Salim Fadhley
Salim Fadhley

Reputation: 8235

How do I define a case class that can accept both List[List[String]] and List[List[Int]] as inputs?

I'm actually trying to make a class that can represent tabular data in columns. This is a simplified model of the code I'm working on intended to illustrate what's puzzling me about scala types.

Let's say I have two types

case class FunnyColumn[T](data:List[T])
case class FunnyTable(items:List[FunnyColumn[Any]])

I want to start adding stuff to my FunnyTable, so here goes. I make a bunch of columns that I might want to add:

val intItem:FunnyColumn[Int] = new FunnyColumn(List(1,2,3))
val stringItem:FunnyColumn[String] = new FunnyColumn(List("A", "B", "C"))
val untypedItem:FunnyColumn[Any] = new FunnyColumn(List(1,2,3))

So far so good:

// works but seems icky, untyped FunnyColumns are not much use to me!
val funny0 = new FunnyTable(List(untypedItem))
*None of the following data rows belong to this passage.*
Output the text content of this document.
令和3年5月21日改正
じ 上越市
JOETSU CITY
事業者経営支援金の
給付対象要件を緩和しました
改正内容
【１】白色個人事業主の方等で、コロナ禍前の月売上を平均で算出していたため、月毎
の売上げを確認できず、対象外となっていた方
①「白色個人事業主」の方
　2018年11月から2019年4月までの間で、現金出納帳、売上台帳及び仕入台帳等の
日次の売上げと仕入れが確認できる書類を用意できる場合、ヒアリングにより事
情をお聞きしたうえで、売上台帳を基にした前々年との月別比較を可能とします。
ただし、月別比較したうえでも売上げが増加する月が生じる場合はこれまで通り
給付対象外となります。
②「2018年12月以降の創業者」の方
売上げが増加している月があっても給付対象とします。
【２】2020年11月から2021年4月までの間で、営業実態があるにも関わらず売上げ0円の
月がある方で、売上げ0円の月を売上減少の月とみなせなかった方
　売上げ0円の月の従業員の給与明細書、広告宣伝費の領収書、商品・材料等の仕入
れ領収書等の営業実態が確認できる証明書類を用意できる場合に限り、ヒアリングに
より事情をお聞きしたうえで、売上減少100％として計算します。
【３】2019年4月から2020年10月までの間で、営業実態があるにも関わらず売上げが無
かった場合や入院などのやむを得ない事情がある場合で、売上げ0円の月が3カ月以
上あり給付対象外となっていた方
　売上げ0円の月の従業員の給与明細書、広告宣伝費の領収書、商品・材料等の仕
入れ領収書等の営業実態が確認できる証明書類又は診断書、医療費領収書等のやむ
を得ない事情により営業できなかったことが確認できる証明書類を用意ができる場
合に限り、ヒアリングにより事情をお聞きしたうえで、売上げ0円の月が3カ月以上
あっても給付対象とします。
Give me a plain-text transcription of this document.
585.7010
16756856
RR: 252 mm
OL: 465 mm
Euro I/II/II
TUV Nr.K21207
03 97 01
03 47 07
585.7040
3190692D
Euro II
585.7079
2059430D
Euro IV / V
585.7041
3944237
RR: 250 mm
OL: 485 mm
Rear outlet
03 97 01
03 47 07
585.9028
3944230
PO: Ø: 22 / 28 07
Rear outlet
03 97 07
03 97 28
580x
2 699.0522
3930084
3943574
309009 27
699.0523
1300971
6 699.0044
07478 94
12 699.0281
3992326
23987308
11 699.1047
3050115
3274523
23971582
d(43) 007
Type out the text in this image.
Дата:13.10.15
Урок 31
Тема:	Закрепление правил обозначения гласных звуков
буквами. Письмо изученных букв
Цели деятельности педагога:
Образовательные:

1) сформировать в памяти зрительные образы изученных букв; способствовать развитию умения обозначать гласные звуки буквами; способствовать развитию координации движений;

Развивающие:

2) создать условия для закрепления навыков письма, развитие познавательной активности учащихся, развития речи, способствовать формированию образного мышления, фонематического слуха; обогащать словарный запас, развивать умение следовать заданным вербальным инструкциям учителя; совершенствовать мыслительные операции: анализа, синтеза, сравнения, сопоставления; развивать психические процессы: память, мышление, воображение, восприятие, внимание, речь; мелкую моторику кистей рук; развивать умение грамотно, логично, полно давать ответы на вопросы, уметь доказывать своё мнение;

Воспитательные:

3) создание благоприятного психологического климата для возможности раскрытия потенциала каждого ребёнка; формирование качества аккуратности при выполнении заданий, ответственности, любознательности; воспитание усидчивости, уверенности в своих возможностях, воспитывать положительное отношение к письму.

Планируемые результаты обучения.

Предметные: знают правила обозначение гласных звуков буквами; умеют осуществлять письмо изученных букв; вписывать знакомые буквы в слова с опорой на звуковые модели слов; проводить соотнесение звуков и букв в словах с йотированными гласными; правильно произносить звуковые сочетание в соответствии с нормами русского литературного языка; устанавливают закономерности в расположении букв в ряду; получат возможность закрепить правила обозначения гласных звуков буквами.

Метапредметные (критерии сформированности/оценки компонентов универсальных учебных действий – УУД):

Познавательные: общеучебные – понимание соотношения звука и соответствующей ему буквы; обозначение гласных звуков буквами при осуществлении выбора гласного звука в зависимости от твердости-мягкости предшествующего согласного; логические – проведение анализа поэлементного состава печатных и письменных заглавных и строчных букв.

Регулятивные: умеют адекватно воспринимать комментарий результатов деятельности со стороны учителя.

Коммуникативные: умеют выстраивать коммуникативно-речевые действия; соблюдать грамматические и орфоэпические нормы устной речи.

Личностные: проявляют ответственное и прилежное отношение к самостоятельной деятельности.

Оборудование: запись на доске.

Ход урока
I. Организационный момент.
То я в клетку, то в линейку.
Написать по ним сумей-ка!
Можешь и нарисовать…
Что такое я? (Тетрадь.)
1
I don't really want my columns to be untyped - I want all of my columns to have meaningful types. In this example I've tried (and failed) to add a FunnyColumn[String]:

// Fails because it wants List[FunnyColumn[Any]] but I gave it List[FunnyColumn[Int]]
val funny1 = new FunnyTable(List(intItem))

The problem seems to be because I've defined FunnyTable as accepting literally List[FunnyColumn[Any]], so anything other than a list of Any typed FunnyColumns is bound to fail.

What I want to do is is make it so that I can put any of the variations of FunnyColumn into my FunnyTable, in other words this should also work:

// Fails because it wants List[FunnyColumn[Any]] but I gave it List[FunnyColumn[_ :> String with Int]]
val funny2 = new FunnyTable(List(intItem, stringItem))

How can I redefine my FunnyTable class so that I can store different sub-types of FunnyColumn in it?

Upvotes: 0

Views: 57

Answers (1)

Lee
Lee

Reputation: 144196

You need to make FunnyColumn covariant in T:

case class FunnyColumn[+T](data:List[T])

then FunnyColumn[Any] is a supertype of FunnyColumn[Int].